Dia de los Don Julios

Indecision is a disease.  Alexandra stared at the menu like all new vegetarian’s stare at menus.  The chief emotions of this process: fear, haste, anxiety, doubt.  She isn’t one though, like most human beings her body can’t process meat very well and she gets crippling stomach pains.

So, at Don Julios, a highly recommended Tex-Mex restaurants in a place where there are more Tex-Mex restaurants than, let’s say, blades of grass, humans, McDonalds, or some other comically universal item.  Alexandra searched, researched, and researched the menu.  What, at a Tex-Mex place, is not spicy, does not have beef, pork or chicken, or will generally not upset Alexandra’s stomach?  Answer: Fucking nothing, it’s a Mexican restaurant.

I pretty much yelled at her and insisted she either pick something or we would leave.  I wasn’t too happy about the prospect of 16 bucks for chili rellenos.  Whatever, she made a guilty decision and we stayed.

This is where I rant about food being more expensive than its origins.  It’s something distinctly American to overcharge for something.  I ordered the 15.95 Chili Rellenos, because that’s how much rice, beans, tortillas, two poblano peppers (egg battered and stuffed with cheese and then fried) is worth.  If that dish doesn’t net double the cost of materials, I’d be surprised.  There’s no way what was on my plate cost 16 dollars, let alone 8.  However, an expansive restaurant on a big lot, with lots of doo-dads, outside security, paintings elegantly framed, hand-painted murals (not shitty), decadent light fixtures, etc. etc. may have had an adverse affect on the price of my food.  The taste? Not orgasmic.  At least, it wasn’t orgasmic at the restaurant.  The second stuffed poblano, refrigerated overnight, after a hard workout the next day, cut like cheesecake and tasted like heaven.  Next time I order Chili Rellenos I’m going to ask if they can refrigerate it when they finish cooking it.  It’s like cold pizza covered in deep fried eggs.  Two things great foods cold the next day: pizza and fried chicken, fused into one delicious dish.
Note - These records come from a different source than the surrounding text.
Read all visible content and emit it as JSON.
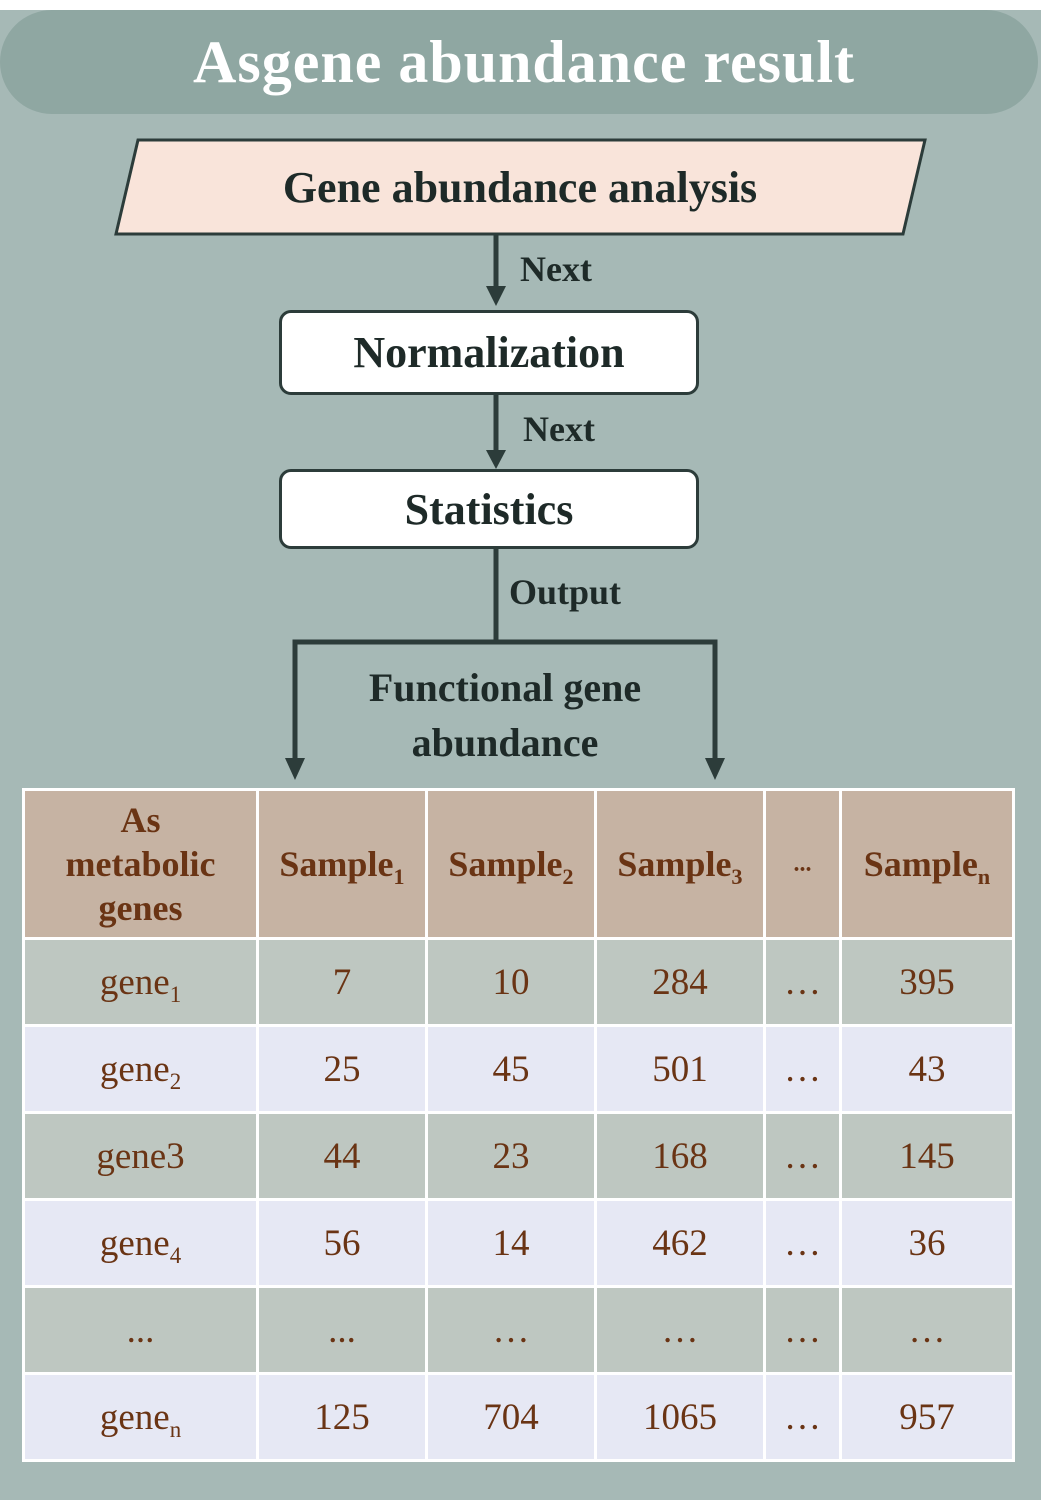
{
  "title": "Asgene abundance result",
  "steps": {
    "gene_abundance": "Gene abundance analysis",
    "normalization": "Normalization",
    "statistics": "Statistics"
  },
  "edges": {
    "next_1": "Next",
    "next_2": "Next",
    "output": "Output"
  },
  "result_label": "Functional gene abundance",
  "table": {
    "header_first": "As metabolic genes",
    "columns": [
      {
        "base": "Sample",
        "sub": "1"
      },
      {
        "base": "Sample",
        "sub": "2"
      },
      {
        "base": "Sample",
        "sub": "3"
      },
      {
        "base": "...",
        "sub": ""
      },
      {
        "base": "Sample",
        "sub": "n"
      }
    ],
    "rows": [
      {
        "gene": "gene",
        "sub": "1",
        "values": [
          "7",
          "10",
          "284",
          "…",
          "395"
        ]
      },
      {
        "gene": "gene",
        "sub": "2",
        "values": [
          "25",
          "45",
          "501",
          "…",
          "43"
        ]
      },
      {
        "gene": "gene3",
        "sub": "",
        "values": [
          "44",
          "23",
          "168",
          "…",
          "145"
        ]
      },
      {
        "gene": "gene",
        "sub": "4",
        "values": [
          "56",
          "14",
          "462",
          "…",
          "36"
        ]
      },
      {
        "gene": "...",
        "sub": "",
        "values": [
          "...",
          "…",
          "…",
          "…",
          "…"
        ]
      },
      {
        "gene": "gene",
        "sub": "n",
        "values": [
          "125",
          "704",
          "1065",
          "…",
          "957"
        ]
      }
    ]
  },
  "colors": {
    "panel": "#a6b9b6",
    "title_bar": "#8fa7a2",
    "parallelogram": "#f9e4da",
    "header": "#c6b3a3",
    "row_dark": "#bec7c1",
    "row_light": "#e6e8f4",
    "table_text": "#6a3414"
  }
}
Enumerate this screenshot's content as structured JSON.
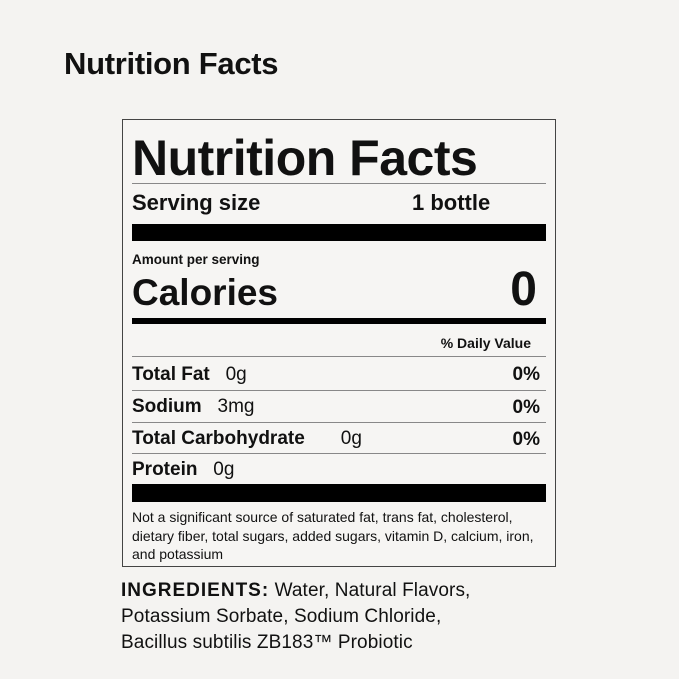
{
  "page_title": "Nutrition Facts",
  "label": {
    "heading": "Nutrition Facts",
    "serving_size_label": "Serving size",
    "serving_size_value": "1 bottle",
    "amount_per_serving": "Amount per serving",
    "calories_label": "Calories",
    "calories_value": "0",
    "daily_value_header": "% Daily Value",
    "nutrients": [
      {
        "name": "Total Fat",
        "amount": "0g",
        "dv": "0%"
      },
      {
        "name": "Sodium",
        "amount": "3mg",
        "dv": "0%"
      },
      {
        "name": "Total Carbohydrate",
        "amount": "0g",
        "dv": "0%"
      },
      {
        "name": "Protein",
        "amount": "0g",
        "dv": ""
      }
    ],
    "footnote": "Not a significant source of saturated fat, trans fat, cholesterol, dietary fiber, total sugars, added sugars, vitamin D, calcium, iron, and potassium"
  },
  "ingredients": {
    "label": "INGREDIENTS:",
    "text": " Water, Natural Flavors, Potassium Sorbate, Sodium Chloride, Bacillus subtilis ZB183™ Probiotic"
  }
}
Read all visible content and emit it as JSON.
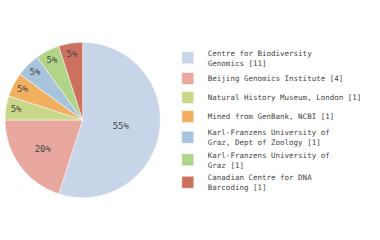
{
  "chart_data": {
    "type": "pie",
    "categories": [
      "Centre for Biodiversity\nGenomics [11]",
      "Beijing Genomics Institute [4]",
      "Natural History Museum, London [1]",
      "Mined from GenBank, NCBI [1]",
      "Karl-Franzens University of\nGraz, Dept of Zoology [1]",
      "Karl-Franzens University of\nGraz [1]",
      "Canadian Centre for DNA\nBarcoding [1]"
    ],
    "values": [
      55,
      20,
      5,
      5,
      5,
      5,
      5
    ],
    "value_labels": [
      "55%",
      "20%",
      "5%",
      "5%",
      "5%",
      "5%",
      "5%"
    ],
    "colors": [
      "#c8d4e8",
      "#e8a8a0",
      "#c8d888",
      "#f0b060",
      "#a8c4dc",
      "#b0d488",
      "#cc7060"
    ],
    "data_labels": true,
    "legend": "right"
  }
}
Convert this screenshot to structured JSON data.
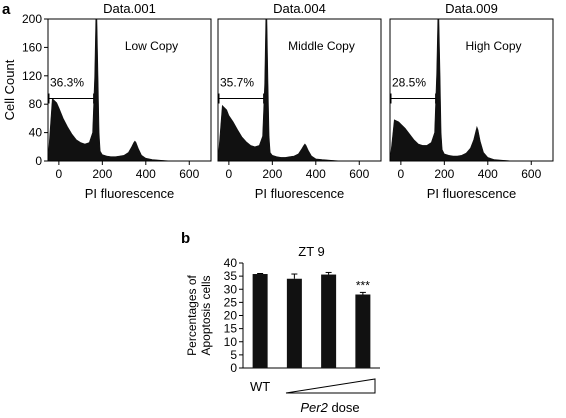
{
  "panel_labels": {
    "a": "a",
    "b": "b"
  },
  "chart_data": [
    {
      "type": "area",
      "panel": "a",
      "title": "Data.001",
      "annotation": "Low Copy",
      "gate_percent": "36.3%",
      "gate_range": [
        0,
        160
      ],
      "ylabel": "Cell Count",
      "xlabel": "PI fluorescence",
      "xlim": [
        -50,
        700
      ],
      "ylim": [
        0,
        200
      ],
      "xticks": [
        "0",
        "200",
        "400",
        "600"
      ],
      "yticks": [
        "0",
        "40",
        "80",
        "120",
        "160",
        "200"
      ],
      "x": [
        -50,
        -30,
        -10,
        0,
        20,
        40,
        60,
        80,
        100,
        120,
        140,
        155,
        165,
        170,
        175,
        180,
        185,
        190,
        200,
        220,
        240,
        260,
        280,
        300,
        320,
        335,
        345,
        350,
        355,
        365,
        380,
        400,
        430,
        470,
        520,
        580,
        650,
        700
      ],
      "values": [
        0,
        88,
        82,
        75,
        60,
        48,
        38,
        30,
        26,
        24,
        26,
        40,
        120,
        200,
        200,
        120,
        40,
        14,
        9,
        7,
        6,
        6,
        7,
        8,
        12,
        20,
        26,
        28,
        26,
        18,
        8,
        4,
        2,
        1,
        0,
        0,
        0,
        0
      ]
    },
    {
      "type": "area",
      "panel": "a",
      "title": "Data.004",
      "annotation": "Middle Copy",
      "gate_percent": "35.7%",
      "gate_range": [
        0,
        160
      ],
      "ylabel": "",
      "xlabel": "PI fluorescence",
      "xlim": [
        -50,
        700
      ],
      "ylim": [
        0,
        200
      ],
      "xticks": [
        "0",
        "200",
        "400",
        "600"
      ],
      "yticks": [],
      "x": [
        -50,
        -30,
        -10,
        0,
        20,
        40,
        60,
        80,
        100,
        120,
        140,
        155,
        165,
        170,
        175,
        180,
        185,
        190,
        200,
        220,
        240,
        260,
        280,
        300,
        320,
        335,
        345,
        350,
        355,
        365,
        380,
        400,
        430,
        470,
        520,
        580,
        650,
        700
      ],
      "values": [
        0,
        78,
        72,
        64,
        55,
        44,
        34,
        27,
        22,
        20,
        22,
        35,
        110,
        200,
        200,
        110,
        35,
        12,
        8,
        6,
        5,
        5,
        6,
        7,
        10,
        17,
        22,
        24,
        22,
        15,
        7,
        3,
        2,
        1,
        0,
        0,
        0,
        0
      ]
    },
    {
      "type": "area",
      "panel": "a",
      "title": "Data.009",
      "annotation": "High Copy",
      "gate_percent": "28.5%",
      "gate_range": [
        0,
        160
      ],
      "ylabel": "",
      "xlabel": "PI fluorescence",
      "xlim": [
        -50,
        700
      ],
      "ylim": [
        0,
        200
      ],
      "xticks": [
        "0",
        "200",
        "400",
        "600"
      ],
      "yticks": [],
      "x": [
        -50,
        -30,
        -10,
        0,
        20,
        40,
        60,
        80,
        100,
        120,
        140,
        155,
        165,
        170,
        175,
        180,
        185,
        190,
        200,
        220,
        240,
        260,
        280,
        300,
        320,
        335,
        345,
        350,
        355,
        365,
        380,
        400,
        430,
        470,
        520,
        580,
        650,
        700
      ],
      "values": [
        0,
        58,
        55,
        52,
        46,
        38,
        30,
        24,
        22,
        22,
        26,
        40,
        125,
        200,
        200,
        125,
        40,
        16,
        10,
        8,
        7,
        7,
        8,
        11,
        18,
        30,
        42,
        48,
        44,
        28,
        12,
        5,
        2,
        1,
        0,
        0,
        0,
        0
      ]
    },
    {
      "type": "bar",
      "panel": "b",
      "title": "ZT 9",
      "ylabel": "Percentages of\nApoptosis cells",
      "ylim": [
        0,
        40
      ],
      "yticks": [
        "0",
        "5",
        "10",
        "15",
        "20",
        "25",
        "30",
        "35",
        "40"
      ],
      "categories": [
        "WT",
        "",
        "",
        ""
      ],
      "values": [
        35.8,
        34.0,
        35.6,
        28.0
      ],
      "errors": [
        0.2,
        1.8,
        0.8,
        0.8
      ],
      "significance": [
        "",
        "",
        "",
        "***"
      ],
      "dose_label_italic": "Per2",
      "dose_label_rest": " dose"
    }
  ]
}
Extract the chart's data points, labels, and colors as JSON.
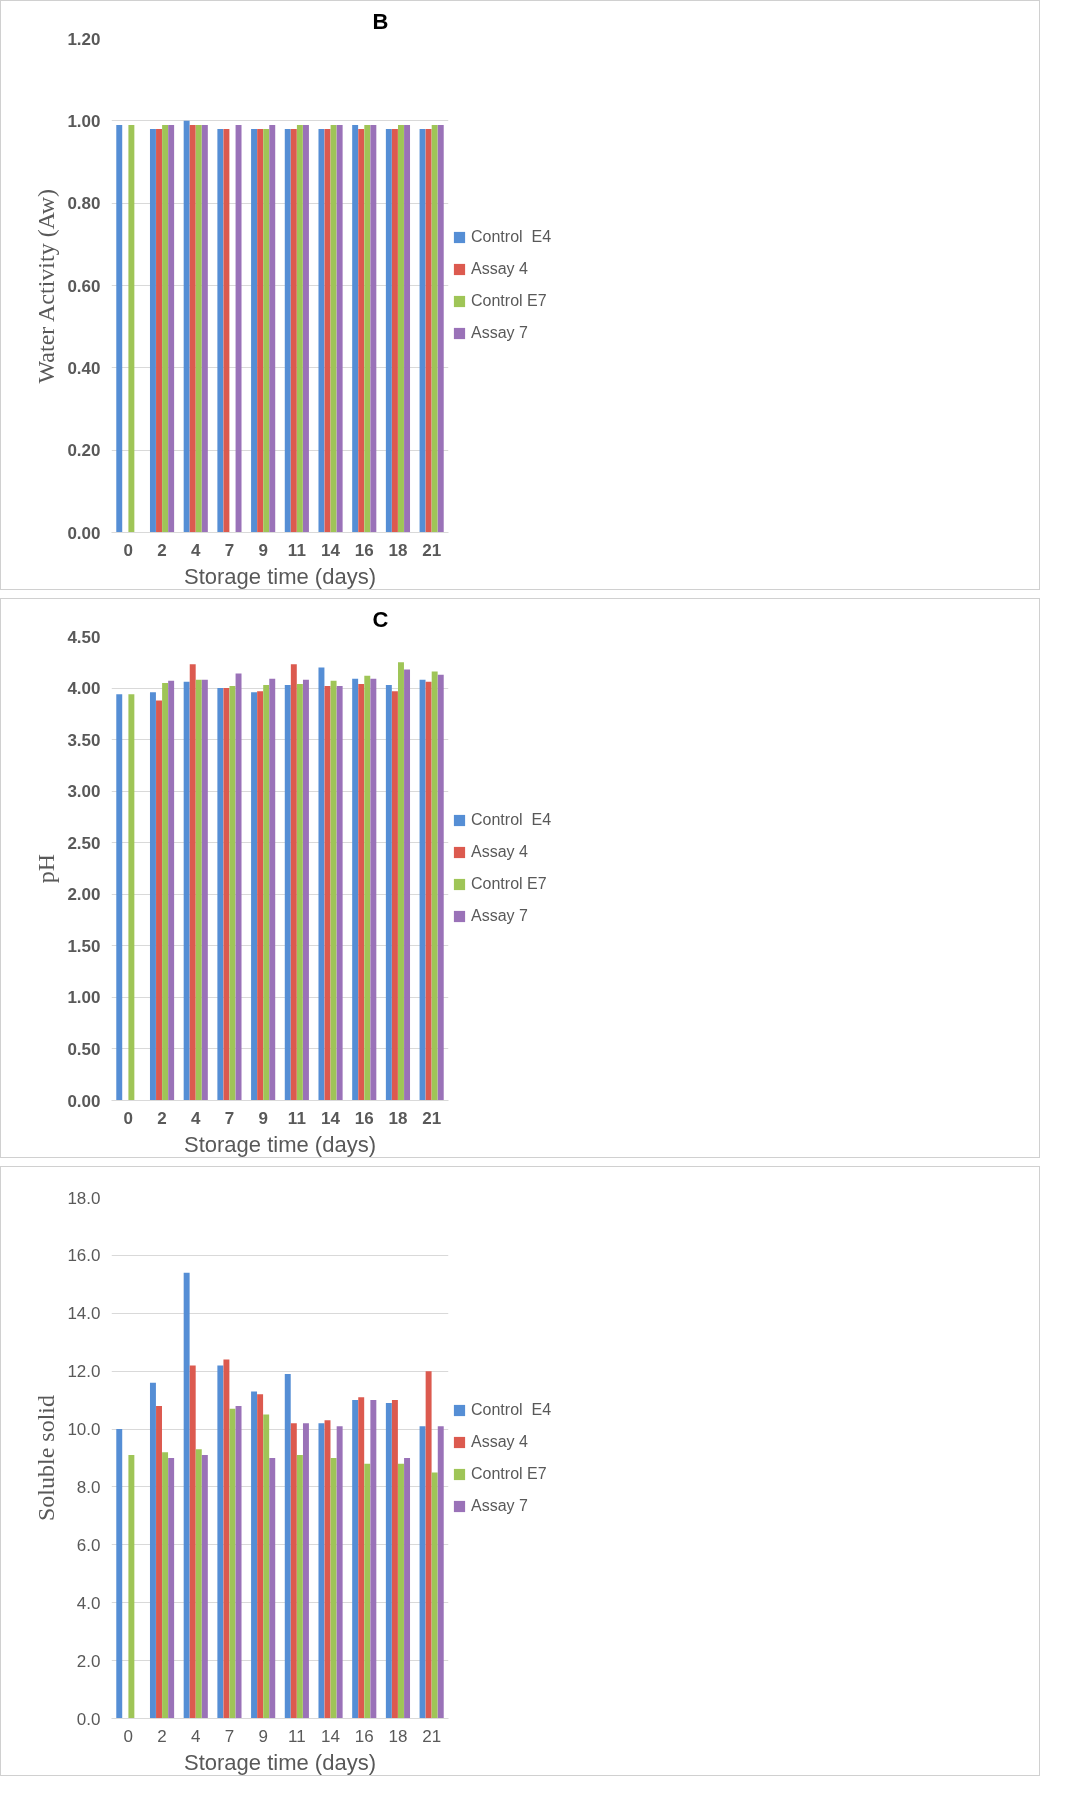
{
  "chart_data": [
    {
      "type": "bar",
      "ylabel": "Water Activity (Aw)",
      "xlabel": "Storage time (days)",
      "annotations": [
        "B"
      ],
      "categories": [
        "0",
        "2",
        "4",
        "7",
        "9",
        "11",
        "14",
        "16",
        "18",
        "21"
      ],
      "series": [
        {
          "name": "Control  E4",
          "color": "#558ed5",
          "values": [
            0.99,
            0.98,
            1.0,
            0.98,
            0.98,
            0.98,
            0.98,
            0.99,
            0.98,
            0.98
          ]
        },
        {
          "name": "Assay 4",
          "color": "#dc5a4f",
          "values": [
            null,
            0.98,
            0.99,
            0.98,
            0.98,
            0.98,
            0.98,
            0.98,
            0.98,
            0.98
          ]
        },
        {
          "name": "Control E7",
          "color": "#9fc557",
          "values": [
            0.99,
            0.99,
            0.99,
            null,
            0.98,
            0.99,
            0.99,
            0.99,
            0.99,
            0.99
          ]
        },
        {
          "name": "Assay 7",
          "color": "#9a72b8",
          "values": [
            null,
            0.99,
            0.99,
            0.99,
            0.99,
            0.99,
            0.99,
            0.99,
            0.99,
            0.99
          ]
        }
      ],
      "ylim": [
        0,
        1.2
      ],
      "yticks": [
        {
          "value": 0,
          "label": "0.00"
        },
        {
          "value": 0.2,
          "label": "0.20"
        },
        {
          "value": 0.4,
          "label": "0.40"
        },
        {
          "value": 0.6,
          "label": "0.60"
        },
        {
          "value": 0.8,
          "label": "0.80"
        },
        {
          "value": 1.0,
          "label": "1.00"
        },
        {
          "value": 1.2,
          "label": "1.20"
        }
      ],
      "grid": "y",
      "legend": "right"
    },
    {
      "type": "bar",
      "ylabel": "pH",
      "xlabel": "Storage time (days)",
      "annotations": [
        "C"
      ],
      "categories": [
        "0",
        "2",
        "4",
        "7",
        "9",
        "11",
        "14",
        "16",
        "18",
        "21"
      ],
      "series": [
        {
          "name": "Control  E4",
          "color": "#558ed5",
          "values": [
            3.94,
            3.96,
            4.06,
            4.0,
            3.96,
            4.03,
            4.2,
            4.09,
            4.03,
            4.08
          ]
        },
        {
          "name": "Assay 4",
          "color": "#dc5a4f",
          "values": [
            null,
            3.88,
            4.23,
            4.0,
            3.97,
            4.23,
            4.02,
            4.04,
            3.97,
            4.06
          ]
        },
        {
          "name": "Control E7",
          "color": "#9fc557",
          "values": [
            3.94,
            4.05,
            4.08,
            4.02,
            4.03,
            4.04,
            4.07,
            4.12,
            4.25,
            4.16
          ]
        },
        {
          "name": "Assay 7",
          "color": "#9a72b8",
          "values": [
            null,
            4.07,
            4.08,
            4.14,
            4.09,
            4.08,
            4.02,
            4.09,
            4.18,
            4.13
          ]
        }
      ],
      "ylim": [
        0,
        4.5
      ],
      "yticks": [
        {
          "value": 0,
          "label": "0.00"
        },
        {
          "value": 0.5,
          "label": "0.50"
        },
        {
          "value": 1.0,
          "label": "1.00"
        },
        {
          "value": 1.5,
          "label": "1.50"
        },
        {
          "value": 2.0,
          "label": "2.00"
        },
        {
          "value": 2.5,
          "label": "2.50"
        },
        {
          "value": 3.0,
          "label": "3.00"
        },
        {
          "value": 3.5,
          "label": "3.50"
        },
        {
          "value": 4.0,
          "label": "4.00"
        },
        {
          "value": 4.5,
          "label": "4.50"
        }
      ],
      "grid": "y",
      "legend": "right"
    },
    {
      "type": "bar",
      "ylabel": "Soluble solid",
      "xlabel": "Storage time (days)",
      "categories": [
        "0",
        "2",
        "4",
        "7",
        "9",
        "11",
        "14",
        "16",
        "18",
        "21"
      ],
      "series": [
        {
          "name": "Control  E4",
          "color": "#558ed5",
          "values": [
            10.0,
            11.6,
            15.4,
            12.2,
            11.3,
            11.9,
            10.2,
            11.0,
            10.9,
            10.1
          ]
        },
        {
          "name": "Assay 4",
          "color": "#dc5a4f",
          "values": [
            null,
            10.8,
            12.2,
            12.4,
            11.2,
            10.2,
            10.3,
            11.1,
            11.0,
            12.0
          ]
        },
        {
          "name": "Control E7",
          "color": "#9fc557",
          "values": [
            9.1,
            9.2,
            9.3,
            10.7,
            10.5,
            9.1,
            9.0,
            8.8,
            8.8,
            8.5
          ]
        },
        {
          "name": "Assay 7",
          "color": "#9a72b8",
          "values": [
            null,
            9.0,
            9.1,
            10.8,
            9.0,
            10.2,
            10.1,
            11.0,
            9.0,
            10.1
          ]
        }
      ],
      "ylim": [
        0,
        18
      ],
      "yticks": [
        {
          "value": 0,
          "label": "0.0"
        },
        {
          "value": 2,
          "label": "2.0"
        },
        {
          "value": 4,
          "label": "4.0"
        },
        {
          "value": 6,
          "label": "6.0"
        },
        {
          "value": 8,
          "label": "8.0"
        },
        {
          "value": 10,
          "label": "10.0"
        },
        {
          "value": 12,
          "label": "12.0"
        },
        {
          "value": 14,
          "label": "14.0"
        },
        {
          "value": 16,
          "label": "16.0"
        },
        {
          "value": 18,
          "label": "18.0"
        }
      ],
      "grid": "y",
      "legend": "right"
    }
  ]
}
But, it’s poor people food.  Take something cheap and tasteless and make it palatable.  Rice, beans, vegetables, poor cuts of meat, etc.  I have been ranting about this since I got here and saw some of the menus for places like PF Changs (yeah, I’ve never eaten at one and only recently saw their prices), all these Tex-Mex outfits, and some fancier Asian restaurants.  And let’s not forget about $20 for a pizza.  Fuck that.  The history of that food does not include becoming wealthy selling hard-to-find cuisine.  Now high-end Italian, Steakhouses, French cuisine; we’re talking serious cooking skill, high-quality and expertly sourced meats and exotic vegetables.  In summation, there is nothing about rice, beans, peppers and deep frying that is expensive, nor should it ever be.  A monkey can work a deep-fryer, I’ve seen it done.

For desert, we got this complimentary thing called Sopadillas.  I’m pretty sure that means soup sandwich.  Whatever, they were basically donut holes covered in powdered sugar, served with honey.  The end result: a tasteless dish that nevertheless rushes into your monkey brain and flips switches and smashes buttons corresponding to high sugar and high fat foods.  If you’re aware that sometimes your brain will tell you something is good because of the presence of fat, protein, sugar, salt, then you can see through the ruse and taste, essentially, a piece of bread covered in lard and honey.  T’was good honey though.